Tema Al-Quran3 Ayat Terkait

Perintah untuk istiqomah

112

فَاسْتَقِمْ كَمَآ اُمِرْتَ وَمَنْ تَابَ مَعَكَ وَلَا تَطْغَوْاۗ اِنَّهٗ بِمَا تَعْمَلُوْنَ بَصِيْرٌ ﴿١١٢﴾

Fastaqim kamā umirta wa man tāba ma‘aka wa lā taṭgau, innahū bimā ta‘malūna baṣīr(un).

Maka, tetaplah (di jalan yang benar), sebagaimana engkau (Nabi Muhammad) telah diperintahkan. Begitu pula orang yang bertobat bersamamu. Janganlah kamu melampaui batas! Sesungguhnya Dia Maha Melihat apa yang kamu kerjakan.

6

قُلْ اِنَّمَآ اَنَا۟ بَشَرٌ مِّثْلُكُمْ يُوْحٰىٓ اِلَيَّ اَنَّمَآ اِلٰهُكُمْ اِلٰهٌ وَّاحِدٌ فَاسْتَقِيْمُوْٓا اِلَيْهِ وَاسْتَغْفِرُوْهُۗ وَوَيْلٌ لِّلْمُشْرِكِيْنَۙ ﴿٦﴾

Qul innamā ana basyarum miṡlukum yūḥā ilayya annamā ilāhukum ilāhuw wāḥidun fastaqīmū ilaihi wastagfirūh(u), wa wailul lil-musyrikīn(a).

Katakanlah (Nabi Muhammad), “Sesungguhnya aku hanyalah seorang manusia seperti kamu yang diwahyukan kepadaku bahwa Tuhan kamu adalah Tuhan Yang Maha Esa. Oleh sebab itu, tetaplah (dalam beribadah) dan mohonlah ampunan kepada-Nya. Celakalah orang-orang yang mempersekutukan(-Nya),

15

فَلِذٰلِكَ فَادْعُۚ وَاسْتَقِمْ كَمَآ اُمِرْتَۚ وَلَا تَتَّبِعْ اَهْوَاۤءَهُمْۚ وَقُلْ اٰمَنْتُ بِمَآ اَنْزَلَ اللّٰهُ مِنْ كِتٰبٍۚ وَاُمِرْتُ لِاَعْدِلَ بَيْنَكُمْۗ اَللّٰهُ رَبُّنَا وَرَبُّكُمْۗ لَنَآ اَعْمَالُنَا وَلَكُمْ اَعْمَالُكُمْۗ لَاحُجَّةَ بَيْنَنَا وَبَيْنَكُمْۗ اَللّٰهُ يَجْمَعُ بَيْنَنَاۚ وَاِلَيْهِ الْمَصِيْرُۗ ﴿١٥﴾

Fa liżālika fad‘(u), wastaqim kamā umirt(a), wa lā tattabi‘ ahwā'ahum, wa qul āmantu bimā anzalallāhu min kitāb(in), wa umirtu li'a‘dila bainakum, allāhu rabbunā wa rabbukum, lanā a‘mālunā wa lakum a‘mālukum, lā ḥujjata bainanā wa bainakum, allāhu yajma‘u bainanā,wa ilaihil-maṣīr(u).

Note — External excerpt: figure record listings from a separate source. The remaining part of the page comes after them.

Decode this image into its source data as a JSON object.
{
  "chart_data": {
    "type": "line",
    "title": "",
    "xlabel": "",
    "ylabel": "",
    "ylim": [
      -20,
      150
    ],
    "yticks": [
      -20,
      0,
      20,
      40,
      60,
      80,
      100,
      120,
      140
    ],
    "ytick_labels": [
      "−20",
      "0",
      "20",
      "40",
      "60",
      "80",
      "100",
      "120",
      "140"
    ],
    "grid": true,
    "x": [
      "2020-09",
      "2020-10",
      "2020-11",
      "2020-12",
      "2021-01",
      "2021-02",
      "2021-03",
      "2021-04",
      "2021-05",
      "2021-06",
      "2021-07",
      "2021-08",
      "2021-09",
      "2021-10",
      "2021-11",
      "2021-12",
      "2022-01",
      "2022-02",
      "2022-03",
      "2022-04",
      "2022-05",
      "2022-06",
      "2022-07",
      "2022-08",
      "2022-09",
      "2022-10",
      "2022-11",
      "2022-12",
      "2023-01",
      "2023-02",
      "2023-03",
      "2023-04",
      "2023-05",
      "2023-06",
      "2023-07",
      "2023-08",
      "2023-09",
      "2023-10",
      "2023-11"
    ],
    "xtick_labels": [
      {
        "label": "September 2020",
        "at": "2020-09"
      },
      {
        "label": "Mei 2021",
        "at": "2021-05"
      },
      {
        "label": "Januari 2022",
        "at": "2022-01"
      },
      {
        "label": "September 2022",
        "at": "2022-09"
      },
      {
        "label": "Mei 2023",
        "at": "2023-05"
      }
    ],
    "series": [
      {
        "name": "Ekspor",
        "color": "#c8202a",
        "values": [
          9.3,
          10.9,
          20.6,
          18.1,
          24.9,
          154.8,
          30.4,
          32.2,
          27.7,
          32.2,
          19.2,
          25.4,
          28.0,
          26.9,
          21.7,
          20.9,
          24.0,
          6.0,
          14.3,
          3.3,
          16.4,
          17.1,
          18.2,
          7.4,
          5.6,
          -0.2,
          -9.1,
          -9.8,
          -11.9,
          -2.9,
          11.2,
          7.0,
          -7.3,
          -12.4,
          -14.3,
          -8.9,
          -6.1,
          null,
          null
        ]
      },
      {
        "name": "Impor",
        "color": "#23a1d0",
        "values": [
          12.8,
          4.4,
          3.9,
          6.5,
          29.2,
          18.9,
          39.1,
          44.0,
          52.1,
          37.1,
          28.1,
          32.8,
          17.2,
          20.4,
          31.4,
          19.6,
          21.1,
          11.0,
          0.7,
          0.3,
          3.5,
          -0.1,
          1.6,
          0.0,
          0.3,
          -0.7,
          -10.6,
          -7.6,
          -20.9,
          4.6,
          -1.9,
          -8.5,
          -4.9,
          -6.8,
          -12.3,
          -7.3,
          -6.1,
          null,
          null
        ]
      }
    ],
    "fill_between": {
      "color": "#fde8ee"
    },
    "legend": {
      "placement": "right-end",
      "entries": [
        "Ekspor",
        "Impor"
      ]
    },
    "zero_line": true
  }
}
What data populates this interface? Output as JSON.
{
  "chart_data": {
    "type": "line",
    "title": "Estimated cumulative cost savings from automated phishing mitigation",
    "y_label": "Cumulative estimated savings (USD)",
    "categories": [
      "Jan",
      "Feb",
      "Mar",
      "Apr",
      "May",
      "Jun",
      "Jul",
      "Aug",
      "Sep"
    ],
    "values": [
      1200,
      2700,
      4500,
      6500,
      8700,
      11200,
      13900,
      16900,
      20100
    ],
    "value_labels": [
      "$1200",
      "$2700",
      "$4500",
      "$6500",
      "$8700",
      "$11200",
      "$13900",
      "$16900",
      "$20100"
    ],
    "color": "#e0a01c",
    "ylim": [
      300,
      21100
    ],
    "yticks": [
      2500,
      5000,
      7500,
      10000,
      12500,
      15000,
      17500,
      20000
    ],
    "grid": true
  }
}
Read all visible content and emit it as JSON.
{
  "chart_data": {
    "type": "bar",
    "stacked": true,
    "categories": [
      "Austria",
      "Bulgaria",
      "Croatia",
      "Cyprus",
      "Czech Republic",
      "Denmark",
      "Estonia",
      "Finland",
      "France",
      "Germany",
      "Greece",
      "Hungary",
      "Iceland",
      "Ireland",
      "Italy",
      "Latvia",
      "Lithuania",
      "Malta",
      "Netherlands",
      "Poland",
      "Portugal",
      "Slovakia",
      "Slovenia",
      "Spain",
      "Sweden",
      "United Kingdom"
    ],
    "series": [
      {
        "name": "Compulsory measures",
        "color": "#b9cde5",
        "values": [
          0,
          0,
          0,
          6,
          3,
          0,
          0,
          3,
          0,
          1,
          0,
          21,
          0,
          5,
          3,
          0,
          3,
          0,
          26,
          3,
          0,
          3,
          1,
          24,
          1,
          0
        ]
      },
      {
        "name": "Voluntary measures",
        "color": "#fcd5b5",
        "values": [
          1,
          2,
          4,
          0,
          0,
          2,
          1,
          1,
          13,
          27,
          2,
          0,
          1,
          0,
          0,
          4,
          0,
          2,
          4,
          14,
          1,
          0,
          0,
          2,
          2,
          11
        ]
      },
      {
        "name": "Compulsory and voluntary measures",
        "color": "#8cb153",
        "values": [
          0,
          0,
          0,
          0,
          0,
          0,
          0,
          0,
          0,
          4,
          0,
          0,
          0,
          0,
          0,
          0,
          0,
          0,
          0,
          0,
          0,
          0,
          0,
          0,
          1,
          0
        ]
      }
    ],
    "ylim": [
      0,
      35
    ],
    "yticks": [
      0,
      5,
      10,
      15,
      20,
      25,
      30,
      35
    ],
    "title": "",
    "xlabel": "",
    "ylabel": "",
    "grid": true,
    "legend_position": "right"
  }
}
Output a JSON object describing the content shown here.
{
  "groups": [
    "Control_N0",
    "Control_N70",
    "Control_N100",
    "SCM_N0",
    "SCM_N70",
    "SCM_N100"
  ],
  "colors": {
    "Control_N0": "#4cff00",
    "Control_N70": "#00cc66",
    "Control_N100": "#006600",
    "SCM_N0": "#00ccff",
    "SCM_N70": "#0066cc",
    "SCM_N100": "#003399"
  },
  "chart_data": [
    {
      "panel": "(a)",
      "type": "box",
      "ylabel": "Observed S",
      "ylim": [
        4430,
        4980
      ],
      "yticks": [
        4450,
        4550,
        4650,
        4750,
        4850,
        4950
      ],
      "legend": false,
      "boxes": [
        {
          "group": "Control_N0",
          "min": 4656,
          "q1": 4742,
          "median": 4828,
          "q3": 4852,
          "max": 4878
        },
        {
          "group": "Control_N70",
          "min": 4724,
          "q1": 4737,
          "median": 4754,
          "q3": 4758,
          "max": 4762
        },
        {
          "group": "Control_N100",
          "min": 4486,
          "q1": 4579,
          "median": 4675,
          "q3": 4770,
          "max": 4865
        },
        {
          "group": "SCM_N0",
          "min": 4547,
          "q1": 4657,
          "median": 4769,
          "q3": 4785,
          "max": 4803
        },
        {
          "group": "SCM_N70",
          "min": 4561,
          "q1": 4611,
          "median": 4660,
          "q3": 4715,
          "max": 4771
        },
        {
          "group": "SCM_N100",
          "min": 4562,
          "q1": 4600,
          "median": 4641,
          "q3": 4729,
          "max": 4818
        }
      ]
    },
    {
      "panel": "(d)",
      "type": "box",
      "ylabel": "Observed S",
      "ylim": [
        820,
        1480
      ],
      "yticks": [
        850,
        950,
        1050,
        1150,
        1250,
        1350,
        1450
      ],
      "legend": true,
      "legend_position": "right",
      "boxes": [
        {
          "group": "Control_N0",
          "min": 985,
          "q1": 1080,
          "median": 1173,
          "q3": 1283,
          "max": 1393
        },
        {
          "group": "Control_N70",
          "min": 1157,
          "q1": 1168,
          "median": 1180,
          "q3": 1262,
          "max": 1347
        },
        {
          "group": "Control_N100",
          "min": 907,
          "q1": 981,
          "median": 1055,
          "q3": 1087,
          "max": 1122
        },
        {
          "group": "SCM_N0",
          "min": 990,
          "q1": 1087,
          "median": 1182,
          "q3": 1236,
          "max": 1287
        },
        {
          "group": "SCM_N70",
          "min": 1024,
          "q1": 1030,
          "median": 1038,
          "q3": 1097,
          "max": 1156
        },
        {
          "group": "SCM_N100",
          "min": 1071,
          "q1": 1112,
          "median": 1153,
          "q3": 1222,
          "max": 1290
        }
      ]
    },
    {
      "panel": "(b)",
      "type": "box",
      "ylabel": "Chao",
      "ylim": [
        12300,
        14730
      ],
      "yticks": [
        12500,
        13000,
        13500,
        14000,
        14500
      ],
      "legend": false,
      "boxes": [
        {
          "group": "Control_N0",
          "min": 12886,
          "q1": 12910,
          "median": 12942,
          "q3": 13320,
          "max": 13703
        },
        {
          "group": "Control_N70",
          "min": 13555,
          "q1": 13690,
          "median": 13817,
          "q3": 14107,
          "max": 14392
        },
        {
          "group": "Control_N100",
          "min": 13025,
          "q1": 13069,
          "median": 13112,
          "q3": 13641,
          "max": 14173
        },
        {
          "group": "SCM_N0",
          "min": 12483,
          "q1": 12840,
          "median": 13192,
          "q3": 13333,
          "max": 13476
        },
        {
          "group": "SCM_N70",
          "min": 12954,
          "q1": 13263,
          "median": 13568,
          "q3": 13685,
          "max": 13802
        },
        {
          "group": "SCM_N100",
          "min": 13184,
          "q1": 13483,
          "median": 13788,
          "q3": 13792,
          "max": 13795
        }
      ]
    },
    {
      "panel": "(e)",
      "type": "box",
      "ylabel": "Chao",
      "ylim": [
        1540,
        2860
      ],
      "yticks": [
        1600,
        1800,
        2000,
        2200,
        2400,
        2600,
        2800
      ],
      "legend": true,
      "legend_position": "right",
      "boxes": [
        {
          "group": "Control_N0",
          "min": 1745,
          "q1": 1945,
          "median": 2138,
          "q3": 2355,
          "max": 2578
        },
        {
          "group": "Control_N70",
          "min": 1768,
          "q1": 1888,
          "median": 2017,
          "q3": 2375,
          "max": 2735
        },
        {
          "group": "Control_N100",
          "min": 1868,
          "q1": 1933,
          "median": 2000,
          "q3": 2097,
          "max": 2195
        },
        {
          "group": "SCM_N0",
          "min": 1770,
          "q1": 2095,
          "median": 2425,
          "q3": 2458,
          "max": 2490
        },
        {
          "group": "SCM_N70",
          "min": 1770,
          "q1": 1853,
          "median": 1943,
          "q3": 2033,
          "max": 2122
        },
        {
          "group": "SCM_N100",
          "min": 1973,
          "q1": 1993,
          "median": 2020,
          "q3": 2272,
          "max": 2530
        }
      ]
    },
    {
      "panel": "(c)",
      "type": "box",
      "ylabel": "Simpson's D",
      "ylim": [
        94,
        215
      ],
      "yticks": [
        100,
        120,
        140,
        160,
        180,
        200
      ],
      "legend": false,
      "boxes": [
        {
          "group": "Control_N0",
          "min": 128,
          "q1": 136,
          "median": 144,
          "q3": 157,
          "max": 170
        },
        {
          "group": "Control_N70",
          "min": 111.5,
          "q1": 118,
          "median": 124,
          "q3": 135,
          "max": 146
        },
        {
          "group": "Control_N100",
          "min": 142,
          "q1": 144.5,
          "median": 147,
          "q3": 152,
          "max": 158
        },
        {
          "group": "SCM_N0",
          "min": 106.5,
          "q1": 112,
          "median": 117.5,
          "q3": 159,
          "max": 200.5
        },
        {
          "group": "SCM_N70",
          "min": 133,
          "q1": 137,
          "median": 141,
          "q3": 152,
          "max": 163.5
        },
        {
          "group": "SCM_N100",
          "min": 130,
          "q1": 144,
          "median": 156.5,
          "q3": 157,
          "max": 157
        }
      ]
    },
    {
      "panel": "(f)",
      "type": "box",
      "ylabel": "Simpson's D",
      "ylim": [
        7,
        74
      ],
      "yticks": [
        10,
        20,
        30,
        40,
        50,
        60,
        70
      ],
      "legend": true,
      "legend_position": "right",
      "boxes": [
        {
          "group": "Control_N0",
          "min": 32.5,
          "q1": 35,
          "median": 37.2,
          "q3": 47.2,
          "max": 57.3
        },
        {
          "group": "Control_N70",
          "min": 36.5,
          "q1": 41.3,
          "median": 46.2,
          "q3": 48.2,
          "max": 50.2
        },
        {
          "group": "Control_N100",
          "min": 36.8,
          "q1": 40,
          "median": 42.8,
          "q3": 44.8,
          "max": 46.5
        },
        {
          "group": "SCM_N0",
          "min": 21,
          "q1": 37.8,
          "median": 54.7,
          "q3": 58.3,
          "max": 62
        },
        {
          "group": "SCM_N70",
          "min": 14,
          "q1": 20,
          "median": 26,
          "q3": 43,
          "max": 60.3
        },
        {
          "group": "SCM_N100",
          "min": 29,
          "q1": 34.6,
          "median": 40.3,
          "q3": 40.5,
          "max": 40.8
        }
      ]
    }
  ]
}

Oleh karena itu, serulah (mereka untuk beriman), tetaplah (beriman dan berdakwah) sebagaimana diperintahkan kepadamu (Nabi Muhammad), dan janganlah mengikuti keinginan mereka. Katakanlah, “Aku beriman kepada kitab yang diturunkan Allah dan aku diperintahkan agar berlaku adil di antara kamu. Allah Tuhan kami dan Tuhan kamu. Bagi kami perbuatan kami dan bagimu perbuatanmu. Tidak (perlu) ada pertengkaran di antara kami dan kamu. Allah mengumpulkan kita dan kepada-Nyalah (kita) kembali.”